MONTE-CRISTO

MISE EN SCÈNE : NICOLAS BONNEAU & FANNY CHÉRIAUX

Durée : 1H40

Texte : Nicolas Bonneau, Fanny Chériaux, Héloïse Desrivières
Assistanat à la mise en scène : Héloïse Desrivières
Collaboration artistique : Eliakim Senegas-Lajus
Composition musicale : Fanny Chériaux & Mathias Castagné
Interprétation : Nicolas Bonneau, Fanny Chériaux & Mathias Castagné, Scénographie : Gaëlle Bouilly
Lumières : Stéphanie Petton
Son : Gildas Gaboriau, Costumes : Cécile Pelletier,
Film d’animation : Antoine Presles
Régie son et vidéo : Glidas Gaboriau ou Ronan Bouquet
Régie lumière : Stéphanie Petton ou Clément Henon
Régie plateau : Gaëlle Bouilly, Visuel : Julien Jaffré
Production et tournées : Noémie Sage

Edmond Dantès, jeune marin de dix-neuf ans, débarque à Marseille pour s’y fiancer le lendemain avec la belle Catalane Mercédès.
Trahi par des « amis » jaloux, il est dénoncé comme conspirateur bonapartiste et enfermé dans une geôle du château d’If, au large de Marseille. Après quatorze années d’emprisonnement, il réussit à s’évader et entreprend alors de se venger méthodiquement de ceux qui l’ont accusé à tort… L’art des séries si prisé dans nos foyers ne date pas d’hier. En 1844, Dumas entamait la publication du roman feuilleton Le Comte de Monte-Cristo demeuré mythique. Avec leur exceptionnel talent, le conteur Nicolas Bonneau, la musicienne comédienne Fanny Chériaux et le guitariste Mathias Castagné revisitent ce monument sur le mode d’un palpitant polar radiophonique à regarder, feuilleton aux allures «tarantinesques», aux accents «morriconiens», mêlant satire social et élans romanesques, dans lequel le spectateur succombe avec le héros aux jouissances sans limite de la vengeance.

 

MISE EN SCÈNE :

 

Un souffle.
Une voix murmurante, sortie du fond des abysses.
Un mouvement, balancement lent et continu de guindes serpentant au-dessus du plateau jonché d’or.
La voix se fait de plus en plus présente, un chant s’élève, un piano et une guitare surgissent, au accents « morriconiens », mêlant grands espaces et chevauchées fantastiques.
Ainsi commence l’épopée d’Edmond Dantès, futur comte de Monte-Cristo.

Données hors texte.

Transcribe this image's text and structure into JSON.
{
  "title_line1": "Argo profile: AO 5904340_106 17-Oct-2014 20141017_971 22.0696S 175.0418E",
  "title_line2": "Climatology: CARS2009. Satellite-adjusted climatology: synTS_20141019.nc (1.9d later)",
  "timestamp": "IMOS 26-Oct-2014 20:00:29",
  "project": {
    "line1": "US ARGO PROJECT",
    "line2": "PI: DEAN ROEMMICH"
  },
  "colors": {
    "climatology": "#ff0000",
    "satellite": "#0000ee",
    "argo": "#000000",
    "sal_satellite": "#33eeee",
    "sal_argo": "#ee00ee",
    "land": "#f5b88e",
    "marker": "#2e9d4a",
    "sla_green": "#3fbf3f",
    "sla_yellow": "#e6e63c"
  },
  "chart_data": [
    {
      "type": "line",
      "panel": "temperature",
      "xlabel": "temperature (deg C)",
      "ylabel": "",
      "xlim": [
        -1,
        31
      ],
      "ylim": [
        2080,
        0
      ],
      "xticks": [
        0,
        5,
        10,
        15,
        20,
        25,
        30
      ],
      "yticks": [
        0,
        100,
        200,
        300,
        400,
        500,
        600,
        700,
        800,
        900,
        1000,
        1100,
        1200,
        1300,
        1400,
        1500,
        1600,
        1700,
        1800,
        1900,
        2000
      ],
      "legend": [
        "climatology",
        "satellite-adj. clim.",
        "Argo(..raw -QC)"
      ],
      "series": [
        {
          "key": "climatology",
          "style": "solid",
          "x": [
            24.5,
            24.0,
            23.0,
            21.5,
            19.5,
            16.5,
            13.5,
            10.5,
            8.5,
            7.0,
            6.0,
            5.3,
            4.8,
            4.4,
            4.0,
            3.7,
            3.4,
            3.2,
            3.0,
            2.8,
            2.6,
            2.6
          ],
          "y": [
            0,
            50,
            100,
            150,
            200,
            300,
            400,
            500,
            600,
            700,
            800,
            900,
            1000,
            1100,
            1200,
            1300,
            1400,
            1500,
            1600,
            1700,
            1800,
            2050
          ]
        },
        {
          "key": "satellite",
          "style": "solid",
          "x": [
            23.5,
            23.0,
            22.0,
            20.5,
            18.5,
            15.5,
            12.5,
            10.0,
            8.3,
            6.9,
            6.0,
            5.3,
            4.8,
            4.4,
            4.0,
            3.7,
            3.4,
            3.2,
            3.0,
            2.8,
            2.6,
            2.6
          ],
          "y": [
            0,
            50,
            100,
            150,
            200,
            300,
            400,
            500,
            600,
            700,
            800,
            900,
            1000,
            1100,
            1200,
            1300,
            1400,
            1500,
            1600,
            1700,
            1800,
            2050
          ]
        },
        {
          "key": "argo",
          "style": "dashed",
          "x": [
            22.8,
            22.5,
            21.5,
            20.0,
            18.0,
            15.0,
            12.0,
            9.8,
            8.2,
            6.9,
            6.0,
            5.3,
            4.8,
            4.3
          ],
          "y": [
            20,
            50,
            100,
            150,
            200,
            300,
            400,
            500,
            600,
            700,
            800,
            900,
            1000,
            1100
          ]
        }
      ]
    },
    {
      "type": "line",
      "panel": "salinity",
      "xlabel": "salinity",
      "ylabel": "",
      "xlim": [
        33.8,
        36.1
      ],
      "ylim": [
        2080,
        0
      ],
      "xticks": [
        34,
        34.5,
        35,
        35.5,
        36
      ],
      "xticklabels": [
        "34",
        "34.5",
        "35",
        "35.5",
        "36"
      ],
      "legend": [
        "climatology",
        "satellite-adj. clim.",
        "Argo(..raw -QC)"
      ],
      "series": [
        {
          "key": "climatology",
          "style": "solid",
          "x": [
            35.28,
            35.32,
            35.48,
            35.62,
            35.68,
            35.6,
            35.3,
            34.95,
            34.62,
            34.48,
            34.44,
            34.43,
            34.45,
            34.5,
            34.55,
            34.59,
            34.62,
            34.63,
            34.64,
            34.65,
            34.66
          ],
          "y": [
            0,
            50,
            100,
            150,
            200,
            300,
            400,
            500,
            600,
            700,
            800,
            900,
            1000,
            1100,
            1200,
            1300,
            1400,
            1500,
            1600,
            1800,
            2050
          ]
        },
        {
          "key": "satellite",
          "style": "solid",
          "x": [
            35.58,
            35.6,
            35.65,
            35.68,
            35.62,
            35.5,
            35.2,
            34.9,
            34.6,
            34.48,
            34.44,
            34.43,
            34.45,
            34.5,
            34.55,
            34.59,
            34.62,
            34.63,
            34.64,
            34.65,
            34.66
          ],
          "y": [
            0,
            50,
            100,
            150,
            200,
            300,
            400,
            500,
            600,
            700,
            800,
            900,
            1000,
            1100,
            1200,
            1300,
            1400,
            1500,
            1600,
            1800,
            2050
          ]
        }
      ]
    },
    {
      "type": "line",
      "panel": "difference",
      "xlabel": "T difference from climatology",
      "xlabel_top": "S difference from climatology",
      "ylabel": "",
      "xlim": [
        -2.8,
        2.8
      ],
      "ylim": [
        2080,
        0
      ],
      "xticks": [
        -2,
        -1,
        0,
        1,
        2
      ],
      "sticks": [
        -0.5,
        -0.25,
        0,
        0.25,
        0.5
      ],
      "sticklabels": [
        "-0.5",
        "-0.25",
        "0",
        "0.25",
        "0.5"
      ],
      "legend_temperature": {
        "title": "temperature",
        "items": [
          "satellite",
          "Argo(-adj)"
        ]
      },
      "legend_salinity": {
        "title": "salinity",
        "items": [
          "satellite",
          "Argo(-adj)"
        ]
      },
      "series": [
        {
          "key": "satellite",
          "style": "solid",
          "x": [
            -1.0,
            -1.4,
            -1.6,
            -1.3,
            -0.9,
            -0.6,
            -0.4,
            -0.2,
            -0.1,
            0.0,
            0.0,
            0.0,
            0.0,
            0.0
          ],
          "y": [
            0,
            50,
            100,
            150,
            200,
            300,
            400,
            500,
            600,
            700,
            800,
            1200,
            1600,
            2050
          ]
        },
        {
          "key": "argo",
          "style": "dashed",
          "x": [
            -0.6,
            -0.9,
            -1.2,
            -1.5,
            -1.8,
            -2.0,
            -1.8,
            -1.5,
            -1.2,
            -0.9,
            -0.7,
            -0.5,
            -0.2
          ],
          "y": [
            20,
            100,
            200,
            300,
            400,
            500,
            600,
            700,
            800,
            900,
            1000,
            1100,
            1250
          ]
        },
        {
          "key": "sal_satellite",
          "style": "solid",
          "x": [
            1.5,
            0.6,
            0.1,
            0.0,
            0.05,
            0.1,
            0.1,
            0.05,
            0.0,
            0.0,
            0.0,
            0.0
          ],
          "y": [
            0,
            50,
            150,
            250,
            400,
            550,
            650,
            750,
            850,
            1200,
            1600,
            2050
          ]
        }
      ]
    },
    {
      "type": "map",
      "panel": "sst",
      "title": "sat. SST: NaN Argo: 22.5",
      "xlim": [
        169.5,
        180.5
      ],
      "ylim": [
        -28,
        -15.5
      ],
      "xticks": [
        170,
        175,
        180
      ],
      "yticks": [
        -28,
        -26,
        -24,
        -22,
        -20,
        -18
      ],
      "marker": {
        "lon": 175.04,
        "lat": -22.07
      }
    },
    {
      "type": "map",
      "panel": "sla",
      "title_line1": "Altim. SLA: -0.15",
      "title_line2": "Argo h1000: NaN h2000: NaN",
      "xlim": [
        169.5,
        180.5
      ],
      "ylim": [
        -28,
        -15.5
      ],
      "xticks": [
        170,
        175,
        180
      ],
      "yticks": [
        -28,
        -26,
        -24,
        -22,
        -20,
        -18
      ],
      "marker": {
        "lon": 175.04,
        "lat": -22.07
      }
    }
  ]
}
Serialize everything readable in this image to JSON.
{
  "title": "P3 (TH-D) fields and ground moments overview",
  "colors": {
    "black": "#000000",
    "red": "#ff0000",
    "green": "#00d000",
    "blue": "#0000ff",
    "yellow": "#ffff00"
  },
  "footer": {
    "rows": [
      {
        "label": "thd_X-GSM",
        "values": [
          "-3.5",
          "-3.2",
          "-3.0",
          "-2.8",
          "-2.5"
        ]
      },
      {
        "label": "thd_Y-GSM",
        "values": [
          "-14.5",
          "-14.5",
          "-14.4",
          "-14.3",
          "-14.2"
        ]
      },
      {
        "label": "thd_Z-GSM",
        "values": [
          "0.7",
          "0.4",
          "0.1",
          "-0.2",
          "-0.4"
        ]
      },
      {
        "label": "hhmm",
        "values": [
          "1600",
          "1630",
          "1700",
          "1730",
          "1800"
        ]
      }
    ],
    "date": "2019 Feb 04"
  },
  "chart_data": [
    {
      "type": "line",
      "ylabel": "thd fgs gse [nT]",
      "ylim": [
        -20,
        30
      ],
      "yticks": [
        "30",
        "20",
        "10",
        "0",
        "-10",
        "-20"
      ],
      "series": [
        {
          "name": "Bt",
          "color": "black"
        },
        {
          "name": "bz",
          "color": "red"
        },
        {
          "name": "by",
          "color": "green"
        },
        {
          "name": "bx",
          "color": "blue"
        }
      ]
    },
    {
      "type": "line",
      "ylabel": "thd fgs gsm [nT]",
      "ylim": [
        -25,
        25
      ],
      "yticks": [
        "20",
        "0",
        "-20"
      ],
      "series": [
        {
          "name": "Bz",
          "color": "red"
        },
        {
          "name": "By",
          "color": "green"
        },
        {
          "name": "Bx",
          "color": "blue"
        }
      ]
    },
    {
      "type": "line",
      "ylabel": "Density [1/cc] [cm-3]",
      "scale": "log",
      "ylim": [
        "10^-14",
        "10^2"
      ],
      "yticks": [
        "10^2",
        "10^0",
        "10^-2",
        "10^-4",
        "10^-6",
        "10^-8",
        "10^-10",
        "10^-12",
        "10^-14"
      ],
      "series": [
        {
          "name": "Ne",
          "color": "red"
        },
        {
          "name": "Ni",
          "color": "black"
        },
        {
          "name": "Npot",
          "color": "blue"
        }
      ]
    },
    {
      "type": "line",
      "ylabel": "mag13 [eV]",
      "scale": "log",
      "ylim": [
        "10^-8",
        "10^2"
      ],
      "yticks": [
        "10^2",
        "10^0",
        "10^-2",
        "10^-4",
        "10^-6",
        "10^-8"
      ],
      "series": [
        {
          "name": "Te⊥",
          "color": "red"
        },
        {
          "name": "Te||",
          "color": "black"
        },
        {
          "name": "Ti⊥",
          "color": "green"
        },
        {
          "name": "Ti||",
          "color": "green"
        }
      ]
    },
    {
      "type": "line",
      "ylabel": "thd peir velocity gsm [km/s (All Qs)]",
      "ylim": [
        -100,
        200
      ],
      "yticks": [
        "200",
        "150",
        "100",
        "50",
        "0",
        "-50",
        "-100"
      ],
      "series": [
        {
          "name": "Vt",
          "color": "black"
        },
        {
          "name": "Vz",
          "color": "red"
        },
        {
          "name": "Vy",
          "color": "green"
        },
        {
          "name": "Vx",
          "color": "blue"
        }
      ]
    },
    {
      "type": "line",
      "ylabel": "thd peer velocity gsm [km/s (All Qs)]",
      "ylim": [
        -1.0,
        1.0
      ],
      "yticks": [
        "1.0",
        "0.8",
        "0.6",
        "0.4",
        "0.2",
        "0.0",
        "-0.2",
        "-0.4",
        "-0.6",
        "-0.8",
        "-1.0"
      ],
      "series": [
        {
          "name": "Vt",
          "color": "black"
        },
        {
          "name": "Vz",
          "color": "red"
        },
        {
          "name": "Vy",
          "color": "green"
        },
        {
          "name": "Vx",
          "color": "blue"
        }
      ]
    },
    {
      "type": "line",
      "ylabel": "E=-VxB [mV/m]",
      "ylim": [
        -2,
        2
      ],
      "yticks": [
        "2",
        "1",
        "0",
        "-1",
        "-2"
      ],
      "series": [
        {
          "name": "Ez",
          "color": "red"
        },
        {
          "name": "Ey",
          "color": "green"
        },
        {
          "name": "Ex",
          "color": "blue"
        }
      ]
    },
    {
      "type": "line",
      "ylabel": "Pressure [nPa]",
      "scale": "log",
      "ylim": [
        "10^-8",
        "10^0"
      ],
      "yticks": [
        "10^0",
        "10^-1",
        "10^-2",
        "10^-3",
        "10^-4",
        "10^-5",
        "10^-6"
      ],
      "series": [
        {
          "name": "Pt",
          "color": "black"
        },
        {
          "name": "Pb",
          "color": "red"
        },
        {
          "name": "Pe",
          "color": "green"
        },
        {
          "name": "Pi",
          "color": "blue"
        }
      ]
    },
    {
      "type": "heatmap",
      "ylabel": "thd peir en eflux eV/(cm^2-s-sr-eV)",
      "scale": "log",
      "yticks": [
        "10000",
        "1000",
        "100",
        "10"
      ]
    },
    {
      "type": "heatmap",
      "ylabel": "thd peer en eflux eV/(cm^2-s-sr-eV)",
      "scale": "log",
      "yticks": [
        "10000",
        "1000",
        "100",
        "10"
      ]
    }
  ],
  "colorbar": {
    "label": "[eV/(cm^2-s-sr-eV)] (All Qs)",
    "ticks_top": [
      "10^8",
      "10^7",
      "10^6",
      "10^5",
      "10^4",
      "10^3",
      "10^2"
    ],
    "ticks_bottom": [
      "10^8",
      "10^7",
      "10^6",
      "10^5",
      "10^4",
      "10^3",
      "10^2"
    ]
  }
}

Puis on se retrouve dans une taverne, voix de cabaret à la Tom Waits, un conteur nous narre avec jubilation l’affreux complot dont le héros est victime, à grands renforts de personnages pittoresques.
Durant cette traversée, la voix de Mercédès s’élève et chante ce récit d’impossible retour, les guindes se referment sur nous tels les barreaux d’une prison, un film d’animation nous conte les mille et une nuits, les salons parisiens s’animent dans tout leur orgueil et leur ridicule, la quête d’un trésor se transforme en enfantin jeu de piste, le narrateur se fait juge, avocat, héros vengeur, et la machine infernale s’emballe, laissant le spectateur à bout de souffle, devant pourtant à contrecoeur refermer le livre de cette histoire terrible et universelle.

 

LA MUSIQUE :

 

Envolées lyriques, chevauchées, grands espaces, western, bruitages, mots slamés, scandés, susurrés, chantés, refrains entêtants, leitmotivs,corps rythmiques, fil dramaturgique à elle toute seule, la musique du spectacle
Monte-Cristo est un personnage à part entière. Elle encercle le conteur, le porte, le cajole, le console, le malmène, le bouscule, l’interrompt, lui chante la destinée de son héros, la fatalité en marche.Cette musique n’a que faire de ses influences,seul compte ce pour quoi elle est là : raconter.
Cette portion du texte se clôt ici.